President-Elect Trump has made it clear that he would like to see a U.S. navy buildup of 350 ships, up from the current number of 272 and much higher than the 308 approved by Congress.

The Navy, as of now, is below the threshold necessary to have a fleet capable of projecting power at a two major regional conventional contingencies (MRC) level. The Heritage Foundation has released a report that states the Navy has weak capabilities due to the age of the fleet and marginal overall ability to carry out its duties.

Meanwhile, Russia and China, along with Iran, have been labeled by the same report as aggressive in their behavior, with Russia’s capability score as formidable – the highest possible ranking. Russia has invested heavily in modernizing its military, and the recent combat experience in Ukraine, Georgia, and Syria has raised alarms in Washington.

China’s abilities are growing. They are pouring money into their own navy, as well as weaponizing their manmade atolls in the South China Sea, threatening major shipping lanes in that area. Congressman Randy Forbes, the frontrunner for Trump’s Secretary of the Navy, has called for an expansion of the fleet, bringing it up to 350 in order to effectively combat the buildup of power from these countries.

Without a doubt, this is a real problem that has to be addressed, as our interest throughout the world and our allies’ interests must be protected. However, it seems that such a buildup would be incredibly costly. According to the Congressional Research Service, getting to the required 350 ships would add about $4 billion a year in additional shipbuilding funding over the next 30 years.

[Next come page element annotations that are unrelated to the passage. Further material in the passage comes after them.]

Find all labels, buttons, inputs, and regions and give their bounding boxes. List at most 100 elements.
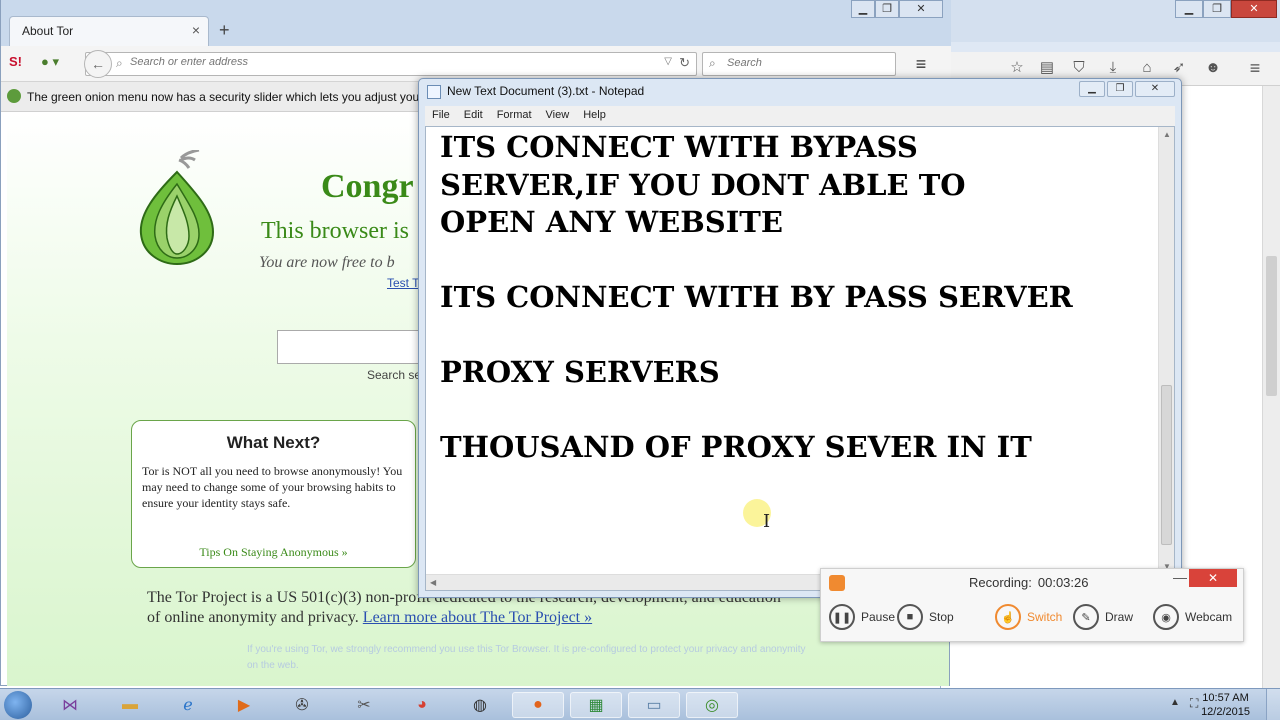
switch-button[interactable]: ☝ Switch: [995, 603, 1062, 631]
search-hint: Search se: [367, 368, 422, 382]
download-icon[interactable]: ⤓: [1103, 58, 1123, 78]
recorder-logo-icon: [829, 575, 845, 591]
snipping-tool-icon[interactable]: ✂: [338, 692, 390, 718]
folder-icon[interactable]: ▬: [104, 692, 156, 718]
scroll-thumb[interactable]: [1161, 385, 1172, 545]
scroll-up-icon[interactable]: ▲: [1163, 130, 1171, 139]
back-arrow-icon[interactable]: ←: [84, 50, 112, 78]
dropdown-arrow-icon[interactable]: ▽: [664, 56, 672, 67]
stop-icon: ■: [897, 604, 923, 630]
restore-button[interactable]: ❐: [1203, 0, 1231, 18]
recorder-close-button[interactable]: ✕: [1189, 569, 1237, 587]
restore-button[interactable]: ❐: [875, 0, 899, 18]
notepad-task-icon[interactable]: ▭: [628, 692, 680, 718]
chrome-icon[interactable]: ◕: [396, 692, 448, 718]
network-icon[interactable]: ⛶: [1190, 696, 1198, 711]
notification-text: The green onion menu now has a security …: [27, 90, 452, 104]
switch-label: Switch: [1027, 610, 1063, 624]
media-player-icon[interactable]: ▶: [218, 692, 270, 718]
system-tray: ▲ ⛶ 10:57 AM 12/2/2015: [1150, 689, 1280, 720]
background-scrollbar[interactable]: [1262, 86, 1280, 688]
recording-time: 00:03:26: [1037, 575, 1089, 590]
menu-icon[interactable]: ≡: [1245, 58, 1265, 78]
free-text: You are now free to b: [259, 254, 395, 271]
pause-icon: ❚❚: [829, 604, 855, 630]
minimize-button[interactable]: ▁: [1079, 81, 1105, 97]
notepad-text-area[interactable]: ITS CONNECT WITH BYPASS SERVER,IF YOU DO…: [425, 126, 1175, 591]
tab-about-tor[interactable]: About Tor ×: [9, 16, 209, 46]
close-button[interactable]: ✕: [1135, 81, 1175, 97]
menu-help[interactable]: Help: [576, 106, 613, 126]
menu-file[interactable]: File: [425, 106, 457, 126]
webcam-label: Webcam: [1185, 610, 1233, 624]
url-input[interactable]: [130, 56, 650, 68]
star-icon[interactable]: ☆: [1007, 58, 1027, 78]
notepad-window: New Text Document (3).txt - Notepad ▁ ❐ …: [418, 78, 1182, 598]
spreadsheet-icon[interactable]: ▦: [570, 692, 622, 718]
learn-more-link[interactable]: Learn more about The Tor Project »: [363, 609, 592, 626]
tor-onion-logo: [139, 150, 215, 266]
taskbar: ⋈ ▬ ℯ ▶ ✇ ✂ ◕ ◍ ● ▦ ▭ ◎ ▲ ⛶ 10:57 AM 12/…: [0, 688, 1280, 720]
pause-label: Pause: [861, 610, 896, 624]
page-search-input[interactable]: [277, 330, 437, 364]
clock-date: 12/2/2015: [1201, 706, 1250, 718]
new-tab-button[interactable]: +: [219, 20, 230, 41]
recording-label: Recording:: [969, 575, 1032, 590]
screen-recorder-widget: Recording: 00:03:26 — ✕ ❚❚ Pause ■ Stop ☝…: [820, 568, 1244, 642]
vertical-scrollbar[interactable]: ▲ ▼: [1158, 127, 1174, 574]
film-reel-icon[interactable]: ✇: [276, 692, 328, 718]
menu-edit[interactable]: Edit: [457, 106, 490, 126]
reading-list-icon[interactable]: ▤: [1037, 58, 1057, 78]
clock[interactable]: 10:57 AM 12/2/2015: [1201, 691, 1250, 719]
tor-browser-task-icon[interactable]: ◎: [686, 692, 738, 718]
chat-icon[interactable]: ☻: [1203, 58, 1223, 78]
pencil-icon: ✎: [1073, 604, 1099, 630]
recorder-minimize-button[interactable]: —: [1173, 569, 1187, 585]
tab-label: About Tor: [22, 24, 74, 38]
menu-format[interactable]: Format: [490, 106, 539, 126]
text-cursor-icon: I: [763, 511, 771, 532]
draw-label: Draw: [1105, 610, 1134, 624]
notepad-content[interactable]: ITS CONNECT WITH BYPASS SERVER,IF YOU DO…: [440, 129, 1144, 467]
show-desktop-button[interactable]: [1266, 689, 1280, 720]
restore-button[interactable]: ❐: [1107, 81, 1133, 97]
tab-close-icon[interactable]: ×: [192, 22, 200, 38]
stop-button[interactable]: ■ Stop: [897, 603, 954, 631]
firefox-icon[interactable]: ●: [512, 692, 564, 718]
close-button[interactable]: ✕: [899, 0, 943, 18]
pocket-icon[interactable]: ⛉: [1069, 58, 1089, 78]
tor-window-controls: ▁ ❐ ✕: [851, 0, 943, 18]
notepad-title: New Text Document (3).txt - Notepad: [447, 84, 645, 98]
search-input[interactable]: [727, 57, 887, 69]
send-icon[interactable]: ➶: [1169, 58, 1189, 78]
draw-button[interactable]: ✎ Draw: [1073, 603, 1133, 631]
scroll-thumb[interactable]: [1266, 256, 1277, 396]
menu-view[interactable]: View: [539, 106, 577, 126]
tips-link[interactable]: Tips On Staying Anonymous »: [132, 545, 415, 560]
menu-icon[interactable]: ≡: [907, 52, 935, 76]
scroll-left-icon[interactable]: ◀: [430, 578, 436, 587]
hand-pointer-icon: ☝: [995, 604, 1021, 630]
app-icon[interactable]: ◍: [454, 692, 506, 718]
pause-button[interactable]: ❚❚ Pause: [829, 603, 895, 631]
search-icon: ⌕: [709, 56, 716, 70]
reload-icon[interactable]: ↻: [679, 55, 690, 71]
home-icon[interactable]: ⌂: [1137, 58, 1157, 78]
visual-studio-icon[interactable]: ⋈: [44, 692, 96, 718]
tor-onion-menu-icon[interactable]: ● ▾: [41, 54, 71, 70]
minimize-button[interactable]: ▁: [851, 0, 875, 18]
what-next-body: Tor is NOT all you need to browse anonym…: [142, 464, 403, 510]
url-bar[interactable]: ← ⌕ ▽ ↻: [84, 50, 697, 78]
notepad-icon: [427, 85, 441, 99]
close-button[interactable]: ✕: [1231, 0, 1277, 18]
internet-explorer-icon[interactable]: ℯ: [162, 692, 214, 718]
webcam-button[interactable]: ◉ Webcam: [1153, 603, 1232, 631]
tray-arrow-icon[interactable]: ▲: [1170, 697, 1180, 708]
start-button[interactable]: [4, 691, 32, 719]
minimize-button[interactable]: ▁: [1175, 0, 1203, 18]
search-box[interactable]: ⌕: [702, 52, 896, 76]
clock-time: 10:57 AM: [1202, 692, 1249, 704]
noscript-icon[interactable]: S!: [9, 54, 22, 69]
background-window-controls: ▁ ❐ ✕: [1175, 0, 1277, 18]
test-tor-link[interactable]: Test T: [387, 276, 419, 290]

One has to wonder where this will fall on Trump’s list of things to get done. Congress has already approved the funding for the Navy to grow to 308, which is a significant increase from 272. Will Trump have the ability to get what he wants with the Navy, as well as get his infrastructure plan passed and the wall on the southern border in place? The fiscal hawks on The Hill are already raising alarms over the amount of spending that Mr. Trump wants for his infrastructure plan, which is rumored to be upwards of $1 trillion. And without many details on how he plans to pay for the increase in the Navy, this is one of the policies that may be put on the backburner, at least for a while.